As just about everyone knows
by now, FNAF is a jump-scare game. You play a security employee who is
stuck in an office with limited power while four (well, strictly five) creepy animatronic
puppets stalk through the corridors. If they catch you, they will forcibly cram
you into a puppet suit...only the puppet suits already have animatronic parts
in them, so that wouldn’t end very well for you. You can catch them by shutting
doors on them, but this takes power, and you only have a limited supply so must
balance being vulnerable with being able to last the night.
Now, I don’t care much for
scary games, which aren’t exactly my sort of entertainment. Creepiness hasn’t
got to me since I was very small and playing The 7th Guest,
which should totally get a remake – that has nothing to do with that terrible 7th
Guest 3 failed kickstarter a year ago today.

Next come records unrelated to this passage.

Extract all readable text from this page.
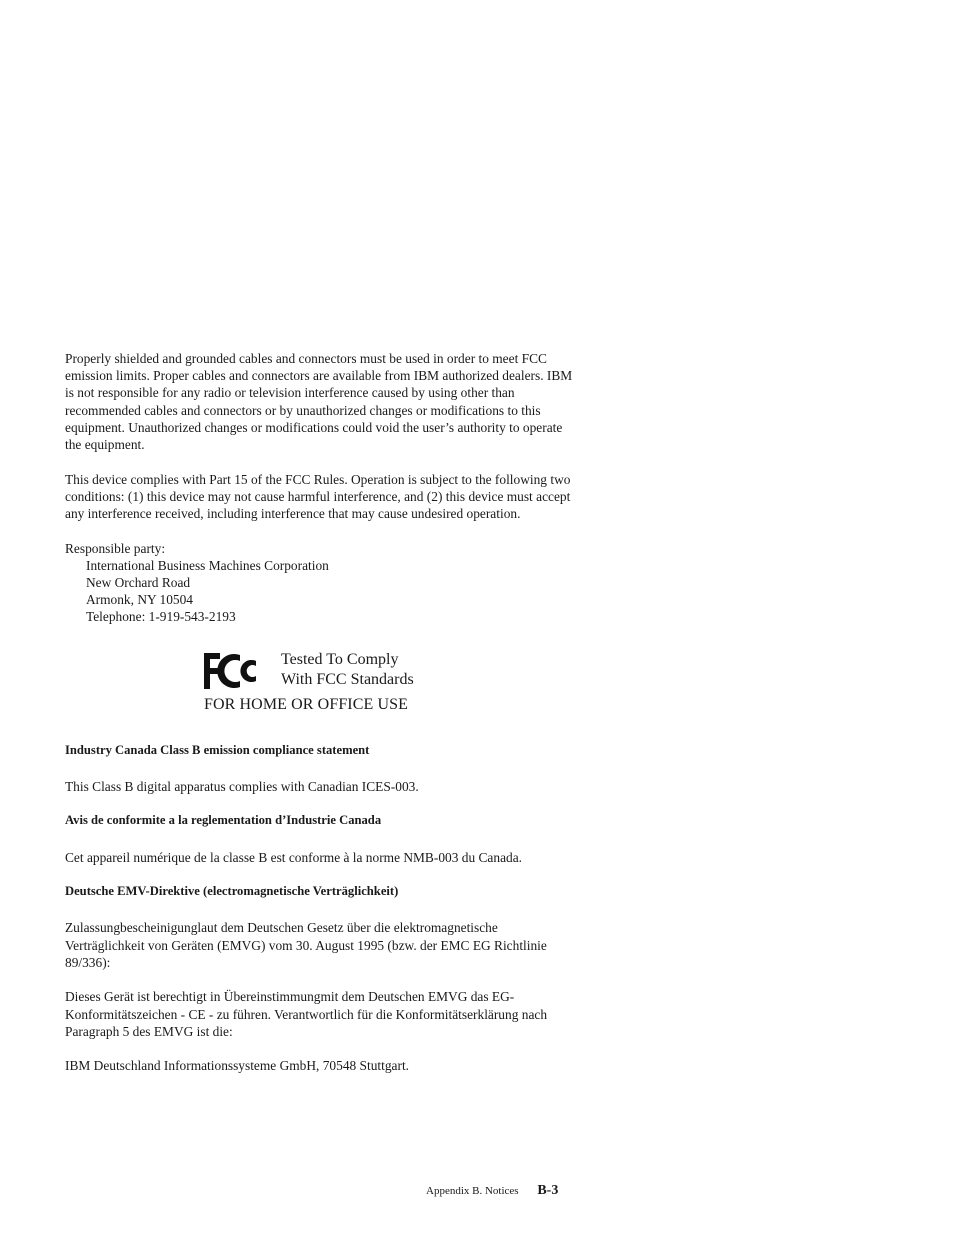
Properly shielded and grounded cables and connectors must be used in order to meet FCC emission limits. Proper cables and connectors are available from IBM authorized dealers. IBM is not responsible for any radio or television interference caused by using other than recommended cables and connectors or by unauthorized changes or modifications to this equipment. Unauthorized changes or modifications could void the user’s authority to operate the equipment.

This device complies with Part 15 of the FCC Rules. Operation is subject to the following two conditions: (1) this device may not cause harmful interference, and (2) this device must accept any interference received, including interference that may cause undesired operation.

Responsible party:
International Business Machines Corporation
New Orchard Road
Armonk, NY 10504
Telephone: 1-919-543-2193
Tested To Comply
With FCC Standards
FOR HOME OR OFFICE USE

Industry Canada Class B emission compliance statement

This Class B digital apparatus complies with Canadian ICES-003.

Avis de conformite a la reglementation d’Industrie Canada

Cet appareil numérique de la classe B est conforme à la norme NMB-003 du Canada.

Deutsche EMV-Direktive (electromagnetische Verträglichkeit)

Zulassungbescheinigunglaut dem Deutschen Gesetz über die elektromagnetische Verträglichkeit von Geräten (EMVG) vom 30. August 1995 (bzw. der EMC EG Richtlinie 89/336):

Dieses Gerät ist berechtigt in Übereinstimmungmit dem Deutschen EMVG das EG-Konformitätszeichen - CE - zu führen. Verantwortlich für die Konformitätserklärung nach Paragraph 5 des EMVG ist die:

IBM Deutschland Informationssysteme GmbH, 70548 Stuttgart.

Appendix B. Notices B-3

As an adult, I mostly find
creepy games either very daft or enjoyable completely separate from their
supposedly creepy parts.
And it was in the latter camp
that FNAF fell. I bought the game primarily to watch others play – and it
succeeded nicely in that respect, with the friends who had big silly reactions
to the scares still making me laugh when I think back to them. But for my part,
it got no more out of me than a little jump. But that’s fine. After all, the
most well-remembered part of Resident Evil hinged on just such a moment,
with dogs smashing through windows.
Besides, the jump-scares aren’t
what makes FNAF a scary game. That’s the pay-off, but really it’s about
the tension on the higher levels, where you know several enemies are coming to
get you and dealing with any one of them stands in the way of dealing with the
others. The sound effects build a good atmosphere, and the game is very good at
building then releasing tension – once you get past the first couple of nights
where the game relies on fear of the unknown. The jump scares ultimately end up
irrelevant, nothing but punishment. But for the easily-scared, there’s much
more to be enjoyed than just big creepy things jumping out. In other words, the
journey ends up better than the destination.

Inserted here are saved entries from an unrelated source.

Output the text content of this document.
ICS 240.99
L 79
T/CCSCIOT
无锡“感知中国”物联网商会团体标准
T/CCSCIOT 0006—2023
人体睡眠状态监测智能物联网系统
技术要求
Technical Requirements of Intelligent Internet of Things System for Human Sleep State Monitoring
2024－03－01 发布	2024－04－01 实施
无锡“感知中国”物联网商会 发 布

But for all I bought FNAF for
the jump-scare gimmick to watch others play, I ended up really enjoying it as a
challenging strategy game. It is incredibly simple, and part of the
aforementioned tension comes from the fact that you can’t move, you can’t fight
back, your defences are highly limited, and the best situation you can be in is
doing nothing.
The real fun of it, of course,
comes right at the end – the fifth, sixth and custom max-difficulty levels.
That’s where you’re not sitting tensely hoping things don’t pop out. You are
constantly having to balance controlling four AI programs to win a game. It’s
not scary, and you will know when you lose and why, with only Foxy having any
capacity for surprising you with a jump scare (and he looks a whole lot less
alarming when he appears than the others). The genius of the game is that two enemies
must constantly be checked on with the lights, one must be checked on with the
camera as much as possible, and one must be looked at occasionally and may just
sprint towards your office if you don’t get the chance to check up on him – and
you only just have enough power to stop this on the 4/20 mode. I don’t care if
arrogant gamers want to call the game gimmicky or boring: the last levels are,
plain and simple, a fun and challenging game that I am willing to bet next to none
of those who censure the game have beaten. Effectively, most of the people who
dismiss it have played the tutorial and decided they beat the game on expert
mode.
A few other things make the
game impressive. Obviously, there’s the fact it’s a small-scale indie game that
one guy made on his own. Then the way the fandom has become so large and so
prolific – the super-cutesy fanart being my favourite. There’s the numerous
over-the-top theories based on the sparse backstory about five murdered kids,
and then there’s the excitement around the sequel.
Definitely worth the meagre
price and an enjoyable challenge. And I really wanna go see the creepy
animatronics at a Chuck-e-Cheese now!